I'm trying to follow these ideas to adapt the concept of R packages for reproducible research https://github.com/ropensci/rrrpkg
One of our main objects is a tree that represents a discussion thread. A tree is represented by an igraph object. We use this representation to plot trees and to compute structural properties such as degree distribution, size vs depth, and so on.
Anothere very useful representation is a dataframe where every row represents a post (a comment) of a discussion thread. For every post, we have a set of attributes describing it such as the degree of the father, the time-steps between the post and its father and whether the fathere is the root of the thread.
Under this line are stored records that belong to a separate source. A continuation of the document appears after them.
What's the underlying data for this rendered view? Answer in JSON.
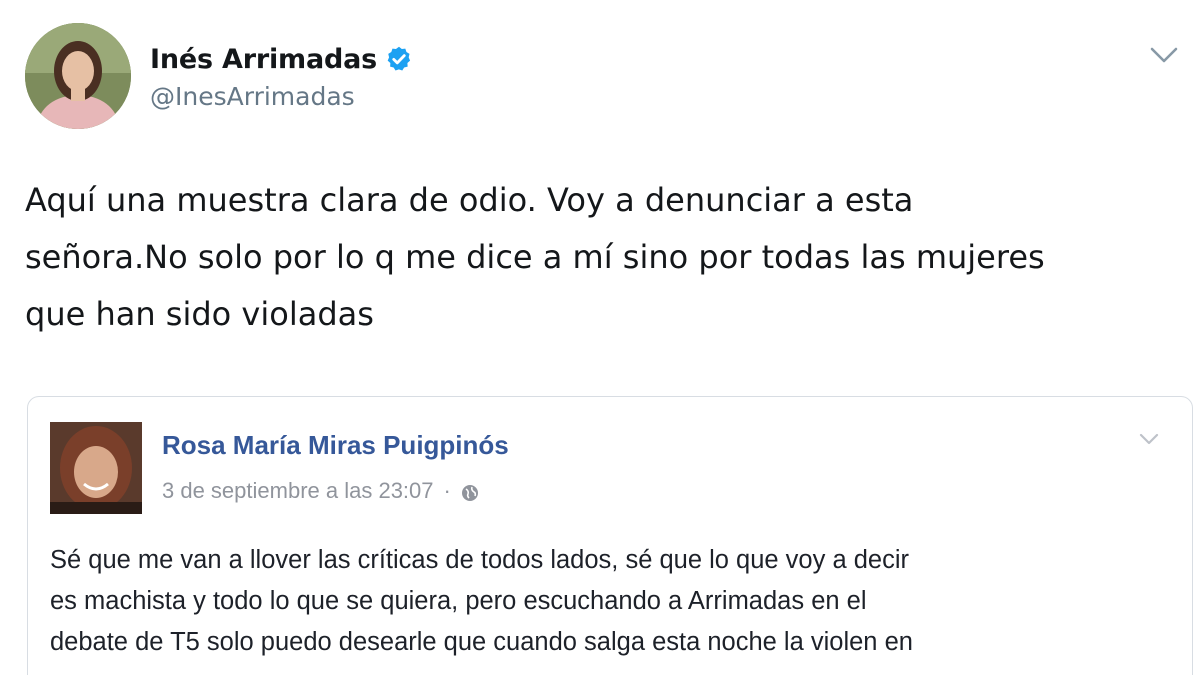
{
  "tweet": {
    "author": {
      "display_name": "Inés Arrimadas",
      "handle": "@InesArrimadas",
      "verified": true,
      "avatar_icon": "profile-photo-avatar"
    },
    "text_lines": [
      "Aquí una muestra clara de odio. Voy a denunciar a esta",
      "señora.No solo por lo q me dice a mí sino por todas las mujeres",
      "que han sido violadas"
    ],
    "menu_icon": "chevron-down-icon"
  },
  "embedded_post": {
    "author": {
      "name": "Rosa María Miras Puigpinós",
      "avatar_icon": "profile-photo-avatar"
    },
    "timestamp": "3 de septiembre a las 23:07",
    "separator": "·",
    "privacy_icon": "globe-icon",
    "menu_icon": "chevron-down-icon",
    "text_lines": [
      "Sé que me van a llover las críticas de todos lados, sé que lo que voy a decir",
      "es machista y todo lo que se quiera, pero escuchando a Arrimadas en el",
      "debate de T5 solo puedo desearle que cuando salga esta noche la violen en"
    ]
  },
  "colors": {
    "verified_blue": "#1da1f2",
    "handle_gray": "#657786",
    "fb_link_blue": "#365899",
    "fb_meta_gray": "#90949c",
    "border": "#d8dde3"
  }
}
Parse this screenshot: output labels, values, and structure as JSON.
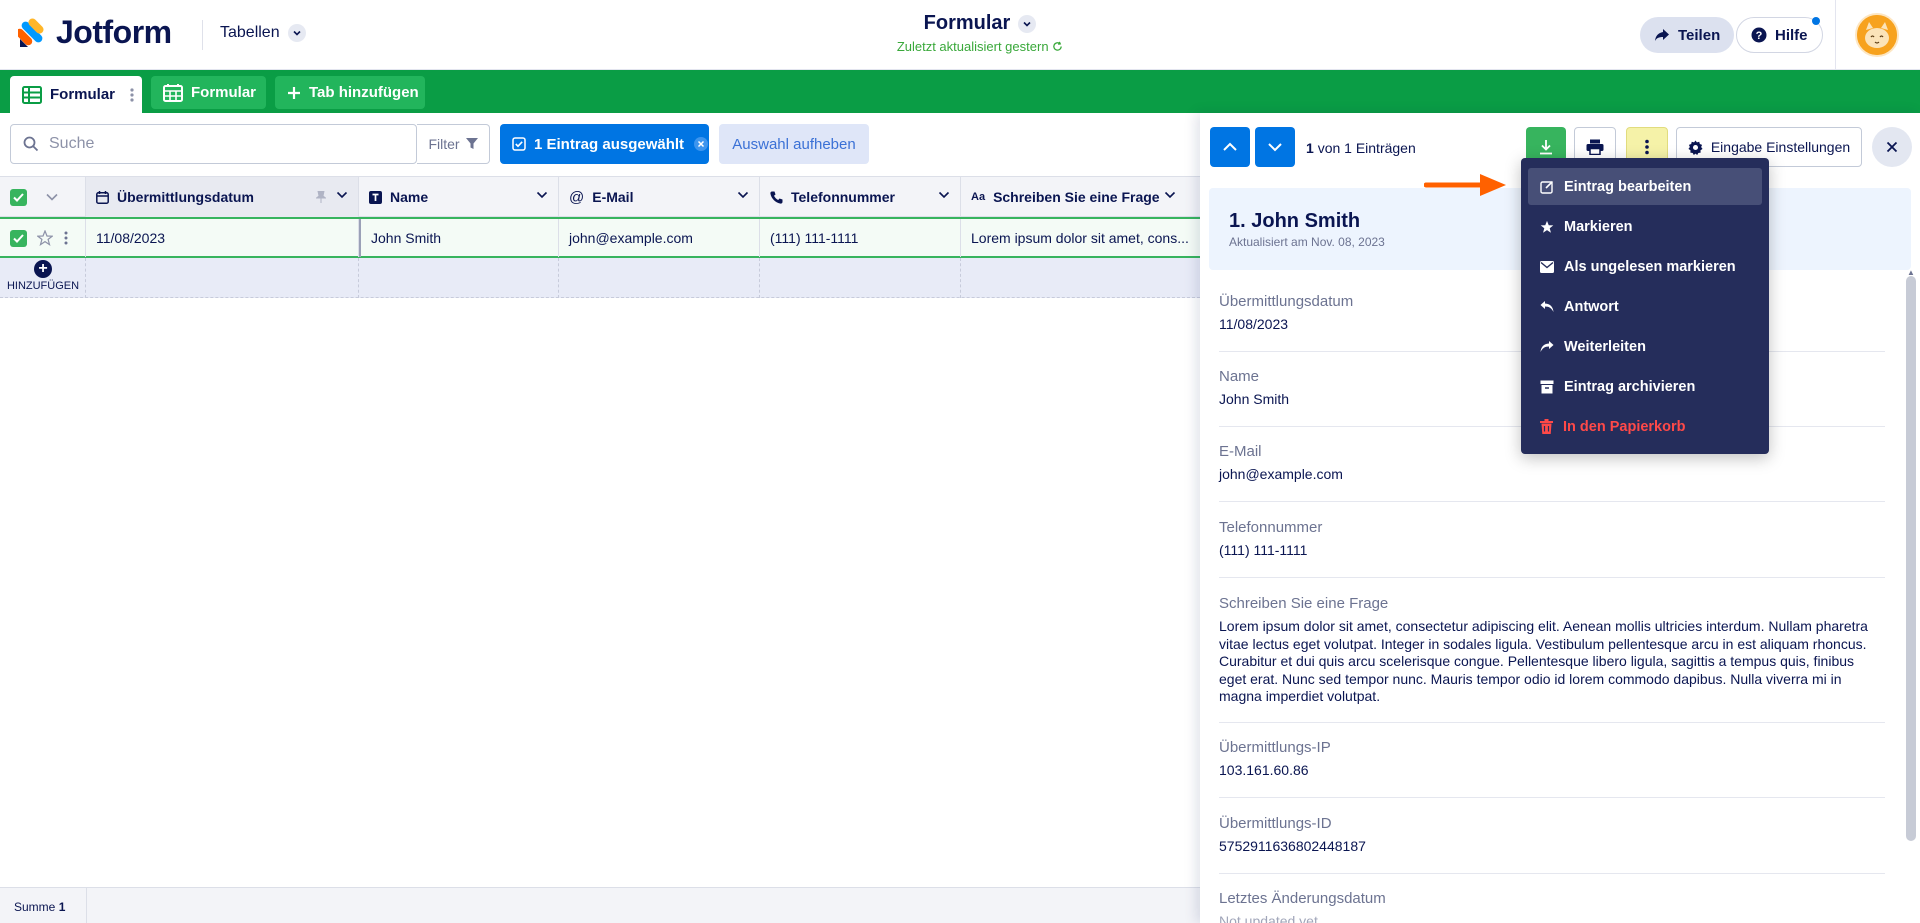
{
  "header": {
    "logo_text": "Jotform",
    "tables_label": "Tabellen",
    "form_title": "Formular",
    "last_updated": "Zuletzt aktualisiert gestern",
    "share_label": "Teilen",
    "help_label": "Hilfe"
  },
  "tabs": [
    {
      "label": "Formular"
    },
    {
      "label": "Formular"
    },
    {
      "label": "Tab hinzufügen"
    }
  ],
  "toolbar": {
    "search_placeholder": "Suche",
    "filter_label": "Filter",
    "selected_label": "1 Eintrag ausgewählt",
    "deselect_label": "Auswahl aufheben"
  },
  "grid": {
    "columns": [
      {
        "label": "Übermittlungsdatum",
        "icon": "calendar-icon"
      },
      {
        "label": "Name",
        "icon": "text-icon"
      },
      {
        "label": "E-Mail",
        "icon": "at-icon"
      },
      {
        "label": "Telefonnummer",
        "icon": "phone-icon"
      },
      {
        "label": "Schreiben Sie eine Frage",
        "icon": "aa-icon"
      }
    ],
    "row": {
      "date": "11/08/2023",
      "name": "John Smith",
      "email": "john@example.com",
      "phone": "(111) 111-1111",
      "question": "Lorem ipsum dolor sit amet, cons..."
    },
    "add_label": "HINZUFÜGEN",
    "footer_sum_label": "Summe",
    "footer_sum_value": "1"
  },
  "panel": {
    "count_num": "1",
    "count_text": "von 1 Einträgen",
    "settings_label": "Eingabe Einstellungen",
    "entry_title": "1. John Smith",
    "entry_updated": "Aktualisiert am Nov. 08, 2023",
    "fields": [
      {
        "label": "Übermittlungsdatum",
        "value": "11/08/2023"
      },
      {
        "label": "Name",
        "value": "John Smith"
      },
      {
        "label": "E-Mail",
        "value": "john@example.com"
      },
      {
        "label": "Telefonnummer",
        "value": "(111) 111-1111"
      },
      {
        "label": "Schreiben Sie eine Frage",
        "value": "Lorem ipsum dolor sit amet, consectetur adipiscing elit. Aenean mollis ultricies interdum. Nullam pharetra vitae lectus eget volutpat. Integer in sodales ligula. Vestibulum pellentesque arcu in est aliquam rhoncus. Curabitur et dui quis arcu scelerisque congue. Pellentesque libero ligula, sagittis a tempus quis, finibus eget erat. Nunc sed tempor nunc. Mauris tempor odio id lorem commodo dapibus. Nulla viverra mi in magna imperdiet volutpat."
      },
      {
        "label": "Übermittlungs-IP",
        "value": "103.161.60.86"
      },
      {
        "label": "Übermittlungs-ID",
        "value": "5752911636802448187"
      },
      {
        "label": "Letztes Änderungsdatum",
        "value": "Not updated yet"
      }
    ]
  },
  "menu": {
    "items": [
      {
        "label": "Eintrag bearbeiten",
        "icon": "edit-icon"
      },
      {
        "label": "Markieren",
        "icon": "star-icon"
      },
      {
        "label": "Als ungelesen markieren",
        "icon": "envelope-icon"
      },
      {
        "label": "Antwort",
        "icon": "reply-icon"
      },
      {
        "label": "Weiterleiten",
        "icon": "forward-icon"
      },
      {
        "label": "Eintrag archivieren",
        "icon": "archive-icon"
      },
      {
        "label": "In den Papierkorb",
        "icon": "trash-icon"
      }
    ]
  },
  "colors": {
    "brand_green": "#0a9d45",
    "primary_blue": "#0075e3",
    "menu_bg": "#252d5b",
    "danger": "#ff4948",
    "arrow": "#ff6100"
  }
}
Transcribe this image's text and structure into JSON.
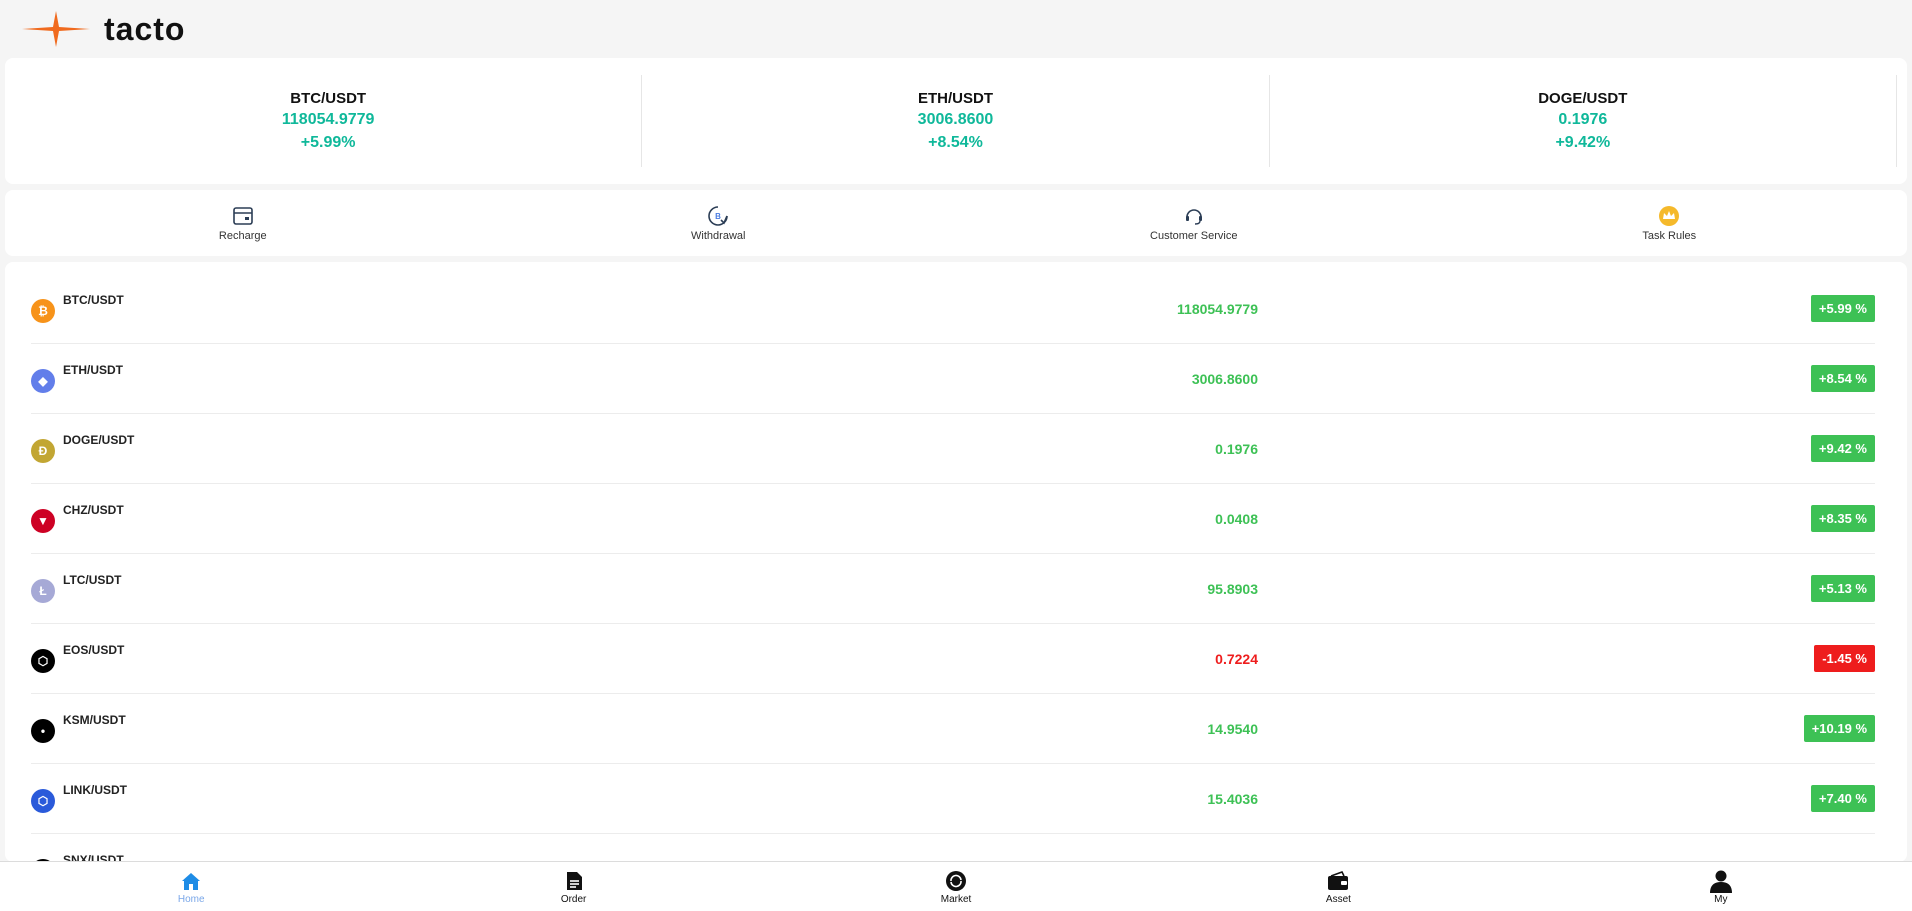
{
  "brand": {
    "name": "tacto"
  },
  "tickers": [
    {
      "pair": "BTC/USDT",
      "price": "118054.9779",
      "change": "+5.99%"
    },
    {
      "pair": "ETH/USDT",
      "price": "3006.8600",
      "change": "+8.54%"
    },
    {
      "pair": "DOGE/USDT",
      "price": "0.1976",
      "change": "+9.42%"
    }
  ],
  "quick_actions": [
    {
      "label": "Recharge",
      "icon": "wallet-card-icon"
    },
    {
      "label": "Withdrawal",
      "icon": "bitcoin-withdraw-icon"
    },
    {
      "label": "Customer Service",
      "icon": "headset-icon"
    },
    {
      "label": "Task Rules",
      "icon": "crown-icon"
    }
  ],
  "market": {
    "rows": [
      {
        "pair": "BTC/USDT",
        "price": "118054.9779",
        "change": "+5.99 %",
        "direction": "up",
        "icon_color": "#f7931a",
        "icon_glyph": "₿"
      },
      {
        "pair": "ETH/USDT",
        "price": "3006.8600",
        "change": "+8.54 %",
        "direction": "up",
        "icon_color": "#627eea",
        "icon_glyph": "◆"
      },
      {
        "pair": "DOGE/USDT",
        "price": "0.1976",
        "change": "+9.42 %",
        "direction": "up",
        "icon_color": "#c2a633",
        "icon_glyph": "Ð"
      },
      {
        "pair": "CHZ/USDT",
        "price": "0.0408",
        "change": "+8.35 %",
        "direction": "up",
        "icon_color": "#cd0124",
        "icon_glyph": "▼"
      },
      {
        "pair": "LTC/USDT",
        "price": "95.8903",
        "change": "+5.13 %",
        "direction": "up",
        "icon_color": "#a6a9d6",
        "icon_glyph": "Ł"
      },
      {
        "pair": "EOS/USDT",
        "price": "0.7224",
        "change": "-1.45 %",
        "direction": "down",
        "icon_color": "#000000",
        "icon_glyph": "⬡"
      },
      {
        "pair": "KSM/USDT",
        "price": "14.9540",
        "change": "+10.19 %",
        "direction": "up",
        "icon_color": "#000000",
        "icon_glyph": "•"
      },
      {
        "pair": "LINK/USDT",
        "price": "15.4036",
        "change": "+7.40 %",
        "direction": "up",
        "icon_color": "#2a5ada",
        "icon_glyph": "⬡"
      },
      {
        "pair": "SNX/USDT",
        "price": "",
        "change": "",
        "direction": "up",
        "icon_color": "#000000",
        "icon_glyph": ""
      }
    ]
  },
  "bottom_nav": [
    {
      "label": "Home",
      "icon": "home-icon",
      "active": true
    },
    {
      "label": "Order",
      "icon": "document-icon",
      "active": false
    },
    {
      "label": "Market",
      "icon": "market-icon",
      "active": false
    },
    {
      "label": "Asset",
      "icon": "wallet-icon",
      "active": false
    },
    {
      "label": "My",
      "icon": "user-icon",
      "active": false
    }
  ],
  "colors": {
    "up": "#3dc155",
    "down": "#ee1d1d",
    "ticker_green": "#0fb89a",
    "active_nav": "#7aa7e8"
  }
}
With this vector representation of a post, the total likelihood is just the sum of the likelihood of each row (given some candidate parameters).
main.R
Main script that call controls the pipeline of subscripts.
datasets.R
- load_trees()
- generate_trees()
- trees_to_dataset()
estimators.R
- estimation_Gomez2013()
- estimation_Lumbreras2016()
likelihoods.R
- likelihood_post()
- likelihood_Gomez2013()
- likelihood_Lumbreras2016()
plot_structural_properties.R
Given a set of parameters, generate N artificial threads and plot some figures to analyse their properties:
- x: degrees y: propability (log-log)
- x: subtree sizes y: probabilities (log-log)
- x: size y: depth (log-log)
link_prediction.R
Compare Gomez 2013, Lumbreras 2016 and baselines for the task of predicting the parent. Specifically, we rank posts according to their likelihood of being the next parent.
- predict()
- plot_ranking_benchmarks()
estimate_params_Gomez2013.r:
Reproduces Section 3.1 of Gomez 2013 where they check that the estimates are not biased.
The most costly part of the Expectation-Maximization is the maximization step. Since we do not have an analytic solution, we use numerical optimization methods.
The chosen method is the Nelder-Mead. It allows non-linear opimization,
Strangely, the neldermead::fminbnd
produces some errors with our model and our data. stats::nlminb
and dfoptim::nmkb
produce the same results (as they should!) and the speed is similar, nmkb
being a bit faster.
vectoptim::nmkb.vec
seems to use paralellization, but the package is no longer mantained as has been removed from the CRAN repositories.
mcGlobaloptim::multiStartoptim
combines local searches with, for instance, Nelder Mead, and Monte Carlo sampling to add (I guess) some randomisation in order to find the global optimum. However, I guess the price to pay is a slowing down of speed. Anyway, I didn't get it to work.
stats::optim
(..., method='L-BFGS-B',...)
Given all this, we use dfoptim::nmkb
for the optimizations.